First of all why is this book geared only towards women. I’m pretty sure that the majority of the topics in this book are also things that relate to men. For instance in “I Need a Drink” Hollis talks about how after she had kids she started to use wine to calm her nerves and help with the exhaustion that came to taking care of her children. She comes to realise that this is not a healthy way of going about things. But why is this not relatable to men as well? I can see “The Lie: I Need To Make Myself Smaller” and “The Lie: I Need A Hero” possibly only being relatable to women. Why is female empowerment suddenly about excluding men from things? Is it really the right way to go to treat someone else how you have been treated to make yourself feel better about your exclusion? I don’t think so.

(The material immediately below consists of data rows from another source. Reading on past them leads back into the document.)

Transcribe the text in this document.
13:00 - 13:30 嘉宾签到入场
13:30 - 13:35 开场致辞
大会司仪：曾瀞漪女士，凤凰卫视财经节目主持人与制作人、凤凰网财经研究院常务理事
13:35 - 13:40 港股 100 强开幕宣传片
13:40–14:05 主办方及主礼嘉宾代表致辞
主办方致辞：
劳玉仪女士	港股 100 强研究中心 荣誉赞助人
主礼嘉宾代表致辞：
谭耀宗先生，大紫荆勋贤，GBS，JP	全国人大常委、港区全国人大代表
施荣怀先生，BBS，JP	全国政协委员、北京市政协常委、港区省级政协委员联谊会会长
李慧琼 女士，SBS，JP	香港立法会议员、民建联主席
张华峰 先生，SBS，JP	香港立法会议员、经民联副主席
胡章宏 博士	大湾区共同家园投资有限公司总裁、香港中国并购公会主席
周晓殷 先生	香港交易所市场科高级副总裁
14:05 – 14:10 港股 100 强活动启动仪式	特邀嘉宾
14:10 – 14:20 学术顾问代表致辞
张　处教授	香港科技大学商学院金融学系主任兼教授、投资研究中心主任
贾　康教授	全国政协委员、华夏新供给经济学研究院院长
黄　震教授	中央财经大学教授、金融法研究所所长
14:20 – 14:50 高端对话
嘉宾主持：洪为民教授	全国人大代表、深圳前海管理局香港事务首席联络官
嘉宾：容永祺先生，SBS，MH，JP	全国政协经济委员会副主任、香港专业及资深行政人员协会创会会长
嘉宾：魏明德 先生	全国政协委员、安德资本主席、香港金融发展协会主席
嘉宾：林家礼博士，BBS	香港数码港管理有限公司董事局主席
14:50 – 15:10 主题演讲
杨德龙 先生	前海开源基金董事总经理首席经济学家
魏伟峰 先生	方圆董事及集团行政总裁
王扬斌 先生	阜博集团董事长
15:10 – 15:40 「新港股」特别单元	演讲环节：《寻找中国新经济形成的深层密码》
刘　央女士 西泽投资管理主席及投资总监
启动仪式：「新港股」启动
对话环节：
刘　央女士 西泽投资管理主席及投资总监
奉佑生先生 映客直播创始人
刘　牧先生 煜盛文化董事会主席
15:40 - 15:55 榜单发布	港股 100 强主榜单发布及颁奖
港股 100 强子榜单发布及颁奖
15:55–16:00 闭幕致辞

I appreciate the things that Hollis brings up, but sometimes her solutions become repetitive. Such as the “just do it.” I don’t need three different chapters telling me that I should just go do it. I get it. Go for you dreams. God will show you the way. I like that she gave points at the end of each chapter showing what helped her get over this lie in her life. Even having things pointed out to me that I never really thought about. For example one of the chapters is “The Lie: I’m Going to Marry Matt Damon” at some point in your life you realise that the celebrity crushes you had as a kid were just you lying to yourself and that it just isn’t going to happen. This added a little humor into a mostly serious book.

I’m glad that Hollis is so solid in her faith, but listening to her talk about it just felt like someone was rubbing sandpaper on my skin. I just don’t like reading books where people chalk up their success or abilities to God. Sure you can think that God gave you these things but you chose to use them. You went out on a limb to do something that could have failed and you were the one who made it a success.